Difference between enthalpy and internal energy
Answers
Answer:
Enthalpy: Enthalpy is the heat energy that is being absorbed or evolved during the progression of a chemical reaction. Internal Energy: Internal energy of a system is the sum of potential energy and kinetic energy of that system.
Answer:
Explanation:
ternal energy, U, is the total energy contained in a thermodynamic system. However, absolute internal energy is hard to determine, and even relative internal energy and changes to internal energy are hard to determine. Here's why:
Changes to internal energy usually occur through heat transfer q or work done w. There are other ways to transfer energy also (like radiation), but these two are common. Thus,
dU=q+w
The heat transfer can be determined easily by calorimetry, where q=cdT, where c is the heat capacity of the system and T is the temperature of the system. Alternatively, it may be easier to measure the temperature change of surroundings with known heat capacity, since qsys=−qsurr
Work is a little more challenging to determine, since work is defined as the change in volume at constant pressure. w=−PdV (the minus sign is there to show that when the volume of the system increases, the system does work on the surroundings). However, unless you have a closed system, volume changes are difficult to measure. Additionally, pressure may not be constant.
Thus,
dU=q+w=cdT−PdV
Internal energy changes can be determined easily at constant volume dV=0 so w=0 so dU=cdT. Internal energy changes can also be determined in closed systems at constant pressure (so PdV is evaluatable).
However, in open systems (like a beaker), dV is hard to determine, making w hard to determine. A new thermodynamic state function was devised to remedy this problem.
Enthalpy is a measure of the total energy of a system. More precisely, it is a thermodynamic potential. Enthalpy is defined as H=U+PV. PV is a state function, even though P, V, PdV, and VdP are not state functions. Thus the change in enthalpy is:
dH=dU+d(PV)=cdT−PdV+PdV+VdP=cdT+VdP
Enthalpy changes are easy to determine at constant pressure (most open systems are constant pressure systems, which is why enthalpy is so useful to most chemists), since dP=0 and dH=cdT. Enthalpy changes can also be determined in closed systems of constant volume where the pressure change can be determined.
To summarize, internal energy and enthalpy are used to estimate the thermodynamic potential of the system.
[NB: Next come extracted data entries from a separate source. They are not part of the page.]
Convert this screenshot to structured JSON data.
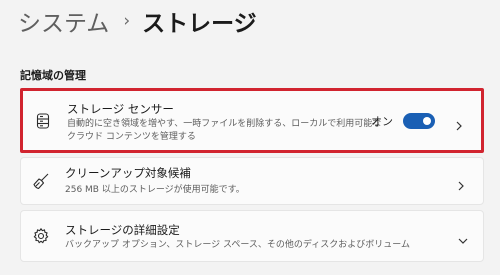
{
  "breadcrumb": {
    "parent": "システム",
    "separator": "›",
    "current": "ストレージ"
  },
  "section": {
    "header": "記憶域の管理"
  },
  "cards": [
    {
      "title": "ストレージ センサー",
      "description": "自動的に空き領域を増やす、一時ファイルを削除する、ローカルで利用可能なクラウド コンテンツを管理する",
      "icon": "storage-drive-icon",
      "toggle_label": "オン",
      "toggle_state": true
    },
    {
      "title": "クリーンアップ対象候補",
      "description": "256 MB 以上のストレージが使用可能です。",
      "icon": "broom-icon"
    },
    {
      "title": "ストレージの詳細設定",
      "description": "バックアップ オプション、ストレージ スペース、その他のディスクおよびボリューム",
      "icon": "gear-icon"
    }
  ],
  "colors": {
    "accent": "#1a5fb4",
    "highlight_border": "#d1242f",
    "background": "#f3f3f3",
    "card_background": "#fbfbfb"
  }
}
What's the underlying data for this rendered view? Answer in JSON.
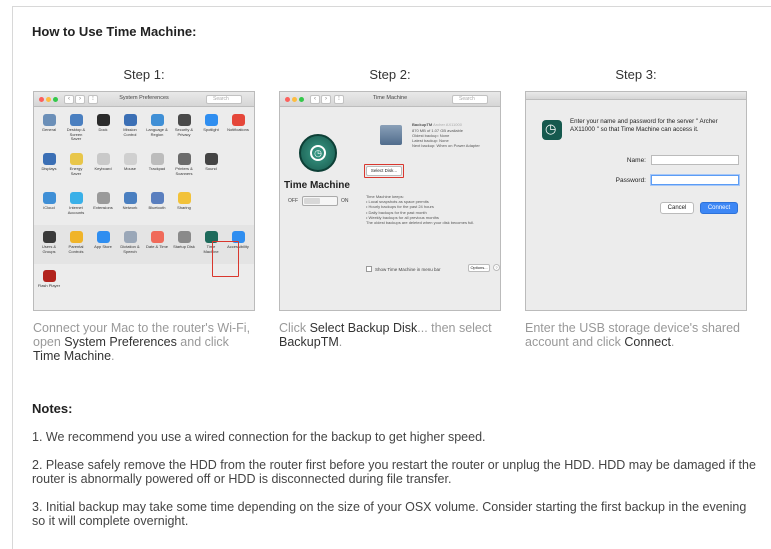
{
  "page": {
    "title": "How to Use Time Machine:"
  },
  "steps": [
    {
      "label": "Step 1:",
      "caption_parts": [
        "Connect your Mac to the router's Wi-Fi, open ",
        "System Preferences",
        " and click ",
        "Time Machine",
        "."
      ]
    },
    {
      "label": "Step 2:",
      "caption_parts": [
        "Click ",
        "Select Backup Disk",
        "... then select ",
        "BackupTM",
        "."
      ]
    },
    {
      "label": "Step 3:",
      "caption_parts": [
        "Enter the USB storage device's shared account and click ",
        "Connect",
        "."
      ]
    }
  ],
  "sysprefs": {
    "window_title": "System Preferences",
    "search_placeholder": "Search",
    "rows": [
      [
        "General",
        "Desktop & Screen Saver",
        "Dock",
        "Mission Control",
        "Language & Region",
        "Security & Privacy",
        "Spotlight",
        "Notifications"
      ],
      [
        "Displays",
        "Energy Saver",
        "Keyboard",
        "Mouse",
        "Trackpad",
        "Printers & Scanners",
        "Sound"
      ],
      [
        "iCloud",
        "Internet Accounts",
        "Extensions",
        "Network",
        "Bluetooth",
        "Sharing"
      ],
      [
        "Users & Groups",
        "Parental Controls",
        "App Store",
        "Dictation & Speech",
        "Date & Time",
        "Startup Disk",
        "Time Machine",
        "Accessibility"
      ],
      [
        "Flash Player"
      ]
    ],
    "icon_colors": [
      [
        "#6b8fb8",
        "#4a7fc0",
        "#2b2b2b",
        "#3b6fb5",
        "#3f8fd6",
        "#4a4a4a",
        "#2f8ef0",
        "#e5473a"
      ],
      [
        "#3b6fb5",
        "#e8c64a",
        "#c9c9c9",
        "#d0d0d0",
        "#bcbcbc",
        "#6b6b6b",
        "#444444"
      ],
      [
        "#3f8fd6",
        "#3ab0e8",
        "#9a9a9a",
        "#4a7fc0",
        "#5a7fbf",
        "#f2c23a"
      ],
      [
        "#3a3a3a",
        "#f0b429",
        "#2f8ef0",
        "#9aa7b8",
        "#f06a5a",
        "#8a8a8a",
        "#1e6b5c",
        "#2f8ef0"
      ],
      [
        "#b2231d"
      ]
    ]
  },
  "timemachine": {
    "window_title": "Time Machine",
    "search_placeholder": "Search",
    "app_name": "Time Machine",
    "off_label": "OFF",
    "on_label": "ON",
    "disk_name": "BackupTM",
    "disk_sub": "Archer AX11000",
    "disk_details": [
      "870 MB of 1.07 GB available",
      "Oldest backup: None",
      "Latest backup: None",
      "Next backup: When on Power Adapter"
    ],
    "select_disk_label": "Select Disk...",
    "keeps_title": "Time Machine keeps:",
    "keeps": [
      "• Local snapshots as space permits",
      "• Hourly backups for the past 24 hours",
      "• Daily backups for the past month",
      "• Weekly backups for all previous months"
    ],
    "keeps_note": "The oldest backups are deleted when your disk becomes full.",
    "menubar_label": "Show Time Machine in menu bar",
    "options_label": "Options...",
    "help_label": "?"
  },
  "login": {
    "prompt": "Enter your name and password for the server \" Archer AX11000 \" so that Time Machine can access it.",
    "name_label": "Name:",
    "password_label": "Password:",
    "cancel_label": "Cancel",
    "connect_label": "Connect"
  },
  "notes": {
    "title": "Notes:",
    "items": [
      "1. We recommend you use a wired connection for the backup to get higher speed.",
      "2. Please safely remove the HDD from the router first before you restart the router or unplug the HDD. HDD may be damaged if the router is abnormally powered off or HDD is disconnected during file transfer.",
      "3. Initial backup may take some time depending on the size of your OSX volume. Consider starting the first backup in the evening so it will complete overnight."
    ]
  }
}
There are other such estimates, like the Gibbs free energy G. Which one you choose is determined by the conditions and how easy it is to determine pressure and volume changes.
At constant volume: dU=cdT and dH=cdT+VdP
At constant pressure: dU=cdT−PdV and dH=cdT
At constant volume and pressure: dU=dH=cdT
At variable volume and pressure, dU and dH are both hard to determine (but dH may be easier since you may be able to numerically estimate d(PV) from pressure-volume data).